MYSQL: used variable on IN condition

MySQLstored-procedures

EDIT] The query below is not the actual query which I am having issues with performance. It is only a simplified query. As I only would like to know if it is possible to store multiple results into a variable and used that variable into the IN condition.

I had this query below inside a procedure which I would like to change for optimization.

SELECT * FROM request WHERE facility_id IN (SELECT facility_id FROM facility);

What I would like to do was to store the subquery into a variable and used that variable on the main query.

SET @facilities = (SELECT facility_id FROM facility);

SELECT * FROM request WHERE facility_id IN (@facilities);

But I got an error Subquery returns more than 1 row.
How should I do it?
Any help is appreciated.

I have found some link that suggest that way http://www.mysqlperformancetuning.com/how-to-speed-up-mysql-by-optimization?nocache=1#comment-961. But I cannot figure it out.

Best Answer

You can use the GROUP_CONCAT aggregate function to produce a comma-delimited list of values:

SET @facilities = (SELECT GROUP_CONCAT(facility_id) FROM facility);

The result will be just a string value, however. If you use it like this:

SELECT * FROM request WHERE facility_id IN (@facilities);

you cannot expect to get a match on every ID in the @facilities list. This is because @facilities is not expanded into a list and instead is treated as a single item of the IN list. The commas inside it will be seen as just characters inside a string value, not as syntactic delimiters.

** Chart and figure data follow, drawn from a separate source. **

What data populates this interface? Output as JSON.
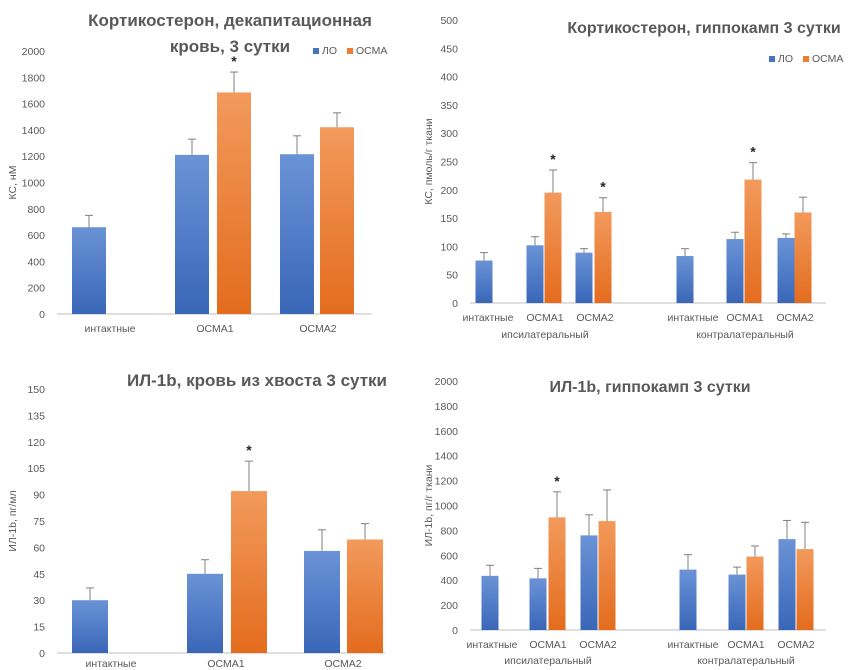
{
  "colors": {
    "lo": "#4472C4",
    "osma": "#ED7D31",
    "axis": "#BFBFBF",
    "text": "#595959",
    "err": "#808080"
  },
  "chart_data": [
    {
      "type": "bar",
      "title_lines": [
        "Кортикостерон, декапитационная",
        "кровь, 3 сутки"
      ],
      "ylabel": "КС, нМ",
      "ylim": [
        0,
        2000
      ],
      "yticks": [
        0,
        200,
        400,
        600,
        800,
        1000,
        1200,
        1400,
        1600,
        1800,
        2000
      ],
      "legend": "top-right",
      "categories": [
        "интактные",
        "ОСМА1",
        "ОСМА2"
      ],
      "series": [
        {
          "name": "ЛО",
          "values": [
            660,
            1210,
            1215
          ],
          "errors": [
            90,
            120,
            140
          ]
        },
        {
          "name": "ОСМА",
          "values": [
            null,
            1685,
            1420
          ],
          "errors": [
            null,
            155,
            110
          ]
        }
      ],
      "significance": [
        {
          "category": 1,
          "series": 1,
          "mark": "*"
        }
      ]
    },
    {
      "type": "bar",
      "title_lines": [
        "Кортикостерон, гиппокамп 3 сутки"
      ],
      "ylabel": "КС, пмоль/г ткани",
      "ylim": [
        0,
        500
      ],
      "yticks": [
        0,
        50,
        100,
        150,
        200,
        250,
        300,
        350,
        400,
        450,
        500
      ],
      "legend": "top-right",
      "categories": [
        "интактные",
        "ОСМА1",
        "ОСМА2",
        "интактные",
        "ОСМА1",
        "ОСМА2"
      ],
      "group_labels": [
        {
          "text": "ипсилатеральный",
          "category": 1
        },
        {
          "text": "контралатеральный",
          "category": 4
        }
      ],
      "series": [
        {
          "name": "ЛО",
          "values": [
            75,
            102,
            89,
            83,
            113,
            115
          ],
          "errors": [
            14,
            15,
            7,
            13,
            12,
            7
          ]
        },
        {
          "name": "ОСМА",
          "values": [
            null,
            195,
            161,
            null,
            218,
            160
          ],
          "errors": [
            null,
            40,
            25,
            null,
            30,
            27
          ]
        }
      ],
      "significance": [
        {
          "category": 1,
          "series": 1,
          "mark": "*"
        },
        {
          "category": 2,
          "series": 1,
          "mark": "*"
        },
        {
          "category": 4,
          "series": 1,
          "mark": "*"
        }
      ]
    },
    {
      "type": "bar",
      "title_lines": [
        "ИЛ-1b, кровь из хвоста 3 сутки"
      ],
      "ylabel": "ИЛ-1b, пг/мл",
      "ylim": [
        0,
        150
      ],
      "yticks": [
        0,
        15,
        30,
        45,
        60,
        75,
        90,
        105,
        120,
        135,
        150
      ],
      "categories": [
        "интактные",
        "ОСМА1",
        "ОСМА2"
      ],
      "series": [
        {
          "name": "ЛО",
          "values": [
            30,
            45,
            58
          ],
          "errors": [
            7,
            8,
            12
          ]
        },
        {
          "name": "ОСМА",
          "values": [
            null,
            92,
            64.5
          ],
          "errors": [
            null,
            17,
            9
          ]
        }
      ],
      "significance": [
        {
          "category": 1,
          "series": 1,
          "mark": "*"
        }
      ]
    },
    {
      "type": "bar",
      "title_lines": [
        "ИЛ-1b, гиппокамп 3 сутки"
      ],
      "ylabel": "ИЛ-1b, пг/г ткани",
      "ylim": [
        0,
        2000
      ],
      "yticks": [
        0,
        200,
        400,
        600,
        800,
        1000,
        1200,
        1400,
        1600,
        1800,
        2000
      ],
      "categories": [
        "интактные",
        "ОСМА1",
        "ОСМА2",
        "интактные",
        "ОСМА1",
        "ОСМА2"
      ],
      "group_labels": [
        {
          "text": "ипсилатеральный",
          "category": 1
        },
        {
          "text": "контралатеральный",
          "category": 4
        }
      ],
      "series": [
        {
          "name": "ЛО",
          "values": [
            435,
            415,
            760,
            485,
            445,
            730
          ],
          "errors": [
            85,
            80,
            165,
            120,
            60,
            150
          ]
        },
        {
          "name": "ОСМА",
          "values": [
            null,
            905,
            875,
            null,
            590,
            650
          ],
          "errors": [
            null,
            205,
            250,
            null,
            85,
            215
          ]
        }
      ],
      "significance": [
        {
          "category": 1,
          "series": 1,
          "mark": "*"
        }
      ]
    }
  ]
}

In order to use @facilities the way you want, you will have to build and execute a dynamic query around the value of @facilities. It could be something like this:

@stmt = CONCAT('SELECT * FROM request WHERE facility_id IN (', @facilities, ')');
PREPARE stmt FROM @stmt;
EXECUTE stmt;
DEALLOCATE PREPARE stmt;

This way the query will not contain a reference to @facilities – instead, it will have the contents of @facilities as its integral part, and the commas will thus be treated as part of the syntax.

Each query that you want to use the @facilities list in would have to be executed in the above manner. I think you will agree it is not very convenient. There are other considerations to keep in mind as well. When you use a dynamic query and concatenate the contents of a variable into the dynamic query as described, you may be open to SQL injection attacks. Also, with a large number of items in an IN list the performance may degrade.

I would suggest that instead of a variable you use a temporary table to store the IDs:

CREATE TEMPORARY TABLE tmp_facilities AS SELECT facility_id FROM facility;

A table is much more flexible in that you are not tied to just one syntactic structure. Although you could still use the temporary table in an IN predicate, as in your example:

SELECT
  *
FROM
  request
WHERE
  facility_id IN (
    SELECT facility_id FROM tmp_facility
  )
;

you could also use it in an EXISTS subquery:

SELECT
  *
FROM
  request AS r
WHERE
  EXISTS (
    SELECT * FROM tmp_facility AS f WHERE f.facility_id = r.facility_id
  )

;

or in a filtering join:

SELECT
  r.*
FROM
  request AS r
  INNER JOIN tmp_facilities AS f ON f.facility_id = r.facility_id
;

Having many options how to write your queries may be beneficial when you need to tune them for performance.